Cette fois, au-delà des déclarations d’intention, il devient impossible de ne pas regarder la réalité en face : si, au Rwanda, la reconnaissance du soutien apporté par la France aux auteurs du génocide peut, après un quart de siècle, soulager les traumatismes persistants, au Congo, l’occultation de ce qui s’est réellement passé durant les guerres et l’occupation par les forces du Rwanda et de l’ Ouganda empêche toute cohabitation sereine entre pays voisins, le silence nourrit la suspicion et la rancœur.
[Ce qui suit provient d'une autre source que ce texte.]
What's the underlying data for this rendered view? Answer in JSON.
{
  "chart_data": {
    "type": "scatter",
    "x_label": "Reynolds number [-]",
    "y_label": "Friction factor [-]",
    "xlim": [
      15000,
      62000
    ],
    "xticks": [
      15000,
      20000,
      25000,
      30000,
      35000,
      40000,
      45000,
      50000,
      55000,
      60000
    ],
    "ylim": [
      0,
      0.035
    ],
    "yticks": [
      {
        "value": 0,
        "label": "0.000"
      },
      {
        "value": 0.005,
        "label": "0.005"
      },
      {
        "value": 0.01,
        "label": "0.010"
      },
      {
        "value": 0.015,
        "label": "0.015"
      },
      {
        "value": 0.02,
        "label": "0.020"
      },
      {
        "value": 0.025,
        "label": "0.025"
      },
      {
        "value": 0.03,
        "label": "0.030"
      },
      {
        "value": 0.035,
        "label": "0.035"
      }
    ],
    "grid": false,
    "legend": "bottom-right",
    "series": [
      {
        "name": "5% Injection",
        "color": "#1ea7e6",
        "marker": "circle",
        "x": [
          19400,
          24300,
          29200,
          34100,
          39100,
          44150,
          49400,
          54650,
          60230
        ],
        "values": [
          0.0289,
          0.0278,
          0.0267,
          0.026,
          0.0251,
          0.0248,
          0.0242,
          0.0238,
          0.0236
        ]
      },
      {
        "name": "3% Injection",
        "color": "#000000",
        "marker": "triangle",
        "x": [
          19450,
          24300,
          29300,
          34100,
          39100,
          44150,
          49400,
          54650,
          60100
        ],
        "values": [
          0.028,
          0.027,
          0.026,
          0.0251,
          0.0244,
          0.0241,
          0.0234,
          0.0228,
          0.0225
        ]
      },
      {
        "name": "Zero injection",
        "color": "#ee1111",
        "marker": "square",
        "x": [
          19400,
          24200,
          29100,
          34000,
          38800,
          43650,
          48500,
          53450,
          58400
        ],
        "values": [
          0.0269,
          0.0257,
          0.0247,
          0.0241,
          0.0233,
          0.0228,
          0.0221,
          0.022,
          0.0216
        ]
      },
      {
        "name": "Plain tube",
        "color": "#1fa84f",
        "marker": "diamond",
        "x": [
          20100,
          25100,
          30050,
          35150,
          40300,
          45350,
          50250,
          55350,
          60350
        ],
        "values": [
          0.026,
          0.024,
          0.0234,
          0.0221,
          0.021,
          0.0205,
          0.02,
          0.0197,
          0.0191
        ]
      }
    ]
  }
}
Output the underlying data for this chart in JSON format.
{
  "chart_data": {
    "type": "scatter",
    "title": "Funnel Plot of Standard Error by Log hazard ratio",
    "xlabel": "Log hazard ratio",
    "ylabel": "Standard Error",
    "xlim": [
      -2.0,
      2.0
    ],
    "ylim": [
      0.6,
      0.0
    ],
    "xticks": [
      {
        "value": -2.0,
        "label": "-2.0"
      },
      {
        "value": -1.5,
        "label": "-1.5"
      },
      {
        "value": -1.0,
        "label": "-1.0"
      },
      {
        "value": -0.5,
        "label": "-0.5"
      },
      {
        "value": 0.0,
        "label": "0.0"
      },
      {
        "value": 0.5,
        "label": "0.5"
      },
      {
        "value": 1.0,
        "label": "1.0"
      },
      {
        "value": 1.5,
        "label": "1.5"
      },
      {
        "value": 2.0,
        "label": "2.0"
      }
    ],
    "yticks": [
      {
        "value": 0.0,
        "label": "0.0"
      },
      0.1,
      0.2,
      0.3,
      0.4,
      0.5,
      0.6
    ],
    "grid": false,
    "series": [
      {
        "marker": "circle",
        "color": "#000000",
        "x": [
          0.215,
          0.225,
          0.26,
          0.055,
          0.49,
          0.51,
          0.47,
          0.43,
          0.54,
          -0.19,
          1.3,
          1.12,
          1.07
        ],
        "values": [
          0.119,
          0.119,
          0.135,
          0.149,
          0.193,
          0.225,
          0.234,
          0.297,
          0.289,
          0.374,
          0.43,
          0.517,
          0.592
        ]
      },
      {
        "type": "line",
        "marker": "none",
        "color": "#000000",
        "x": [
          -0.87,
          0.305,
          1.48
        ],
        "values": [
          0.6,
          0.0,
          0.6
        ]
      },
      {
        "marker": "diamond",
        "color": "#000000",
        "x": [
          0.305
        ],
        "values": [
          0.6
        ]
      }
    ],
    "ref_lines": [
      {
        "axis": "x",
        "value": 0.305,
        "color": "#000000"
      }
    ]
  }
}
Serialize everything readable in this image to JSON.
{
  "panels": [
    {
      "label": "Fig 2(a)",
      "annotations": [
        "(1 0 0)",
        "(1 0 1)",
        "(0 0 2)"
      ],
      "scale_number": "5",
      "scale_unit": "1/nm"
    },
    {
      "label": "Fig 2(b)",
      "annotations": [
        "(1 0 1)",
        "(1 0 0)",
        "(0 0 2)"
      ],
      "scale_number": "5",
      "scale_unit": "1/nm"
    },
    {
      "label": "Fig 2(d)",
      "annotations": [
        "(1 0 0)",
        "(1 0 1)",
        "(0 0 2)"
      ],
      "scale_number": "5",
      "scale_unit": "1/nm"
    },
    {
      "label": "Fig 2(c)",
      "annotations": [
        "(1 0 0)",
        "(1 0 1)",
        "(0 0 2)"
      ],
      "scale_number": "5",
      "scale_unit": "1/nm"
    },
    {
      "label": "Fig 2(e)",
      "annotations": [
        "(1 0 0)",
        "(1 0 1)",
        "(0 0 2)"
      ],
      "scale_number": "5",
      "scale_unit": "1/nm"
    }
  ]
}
Car la réalité des faits, c’est qu’à la faveur de l’opération française Turquoise, les auteurs du génocide, encadrant plus d’un million de civils, ont pu se réfugier au Congo, protégés par un président Mobutu cédant aux souhaits de Paris en dépit de l’opposition de son premier ministre Kengo wa Dondo. Deux ans plus tard, la guerre, les guerres, éclataient au Congo ; le Kivu était envahi par les armées du Rwanda et de l’Ouganda accompagnées d’opposants congolais à Mobutu, entraînant finalement la chute du dictateur. S’il n’existe pas de guerre propre, celle-ci fut plus sale que d’autres : alors que les miliciens rwandais auteurs du génocide avaient pris le pouvoir dans les camps de réfugiés et introduit au Congo la pratique du viol comme arme de guerre, (une origine du fléau que le Docteur Mukwege omet malheureusement de rappeler) les armées du Rwanda et de l’Ouganda se lancèrent en 1996 et 1997 dans une « course poursuite » de leurs adversaires, qui les mena de Goma et Bukavu jusque Mbandaka, en face du Congo Brazzaville. L’engrenage de la violence fut sans pitié : militaires et miliciens en fuite se servaient des civils comme « boucliers humain » derrière lesquels ils se dissimulaient, les poursuivants ne faisaient pas de quartier et, autour de Kisangani et ailleurs, les corps étaient jetés dans des fosses communes ou brûlés sur des bûchers. La population congolaise, totalement étrangère au génocide rwandais, fut prise en otage entre les deux camps et elle n’eut guère le temps de se réjouir de la chute de Mobutu en mai 1997. Un an plus tard, en août 1998, l’armée rwandaise qui avait été priée de quitter le pays par le nouveau président congolais Kabila revenait en force, flanquée de « rebelles » congolais qui n’étaient que des supplétifs de Kigali ou de Kampala. Cette nouvelle guerre, de conquête, d’exploitation des ressources, d’occupation du territoire, fut plus meurtrière encore que la précédente. Nul n’a oublié les « haut lieux » Kassika, Makobola, Mwenga, Rutshuru, où se commirent les pires massacres recensés par le rapport Mapping tandis qu’en 2010, une guerre que se menaient le Rwanda et l’Ouganda pour le contrôle des comptoirs de diamants dans la ville de Kisangani fit des milliers de morts, jamais identifiés et dont les familles ne reçurent jamais la moindre réparation.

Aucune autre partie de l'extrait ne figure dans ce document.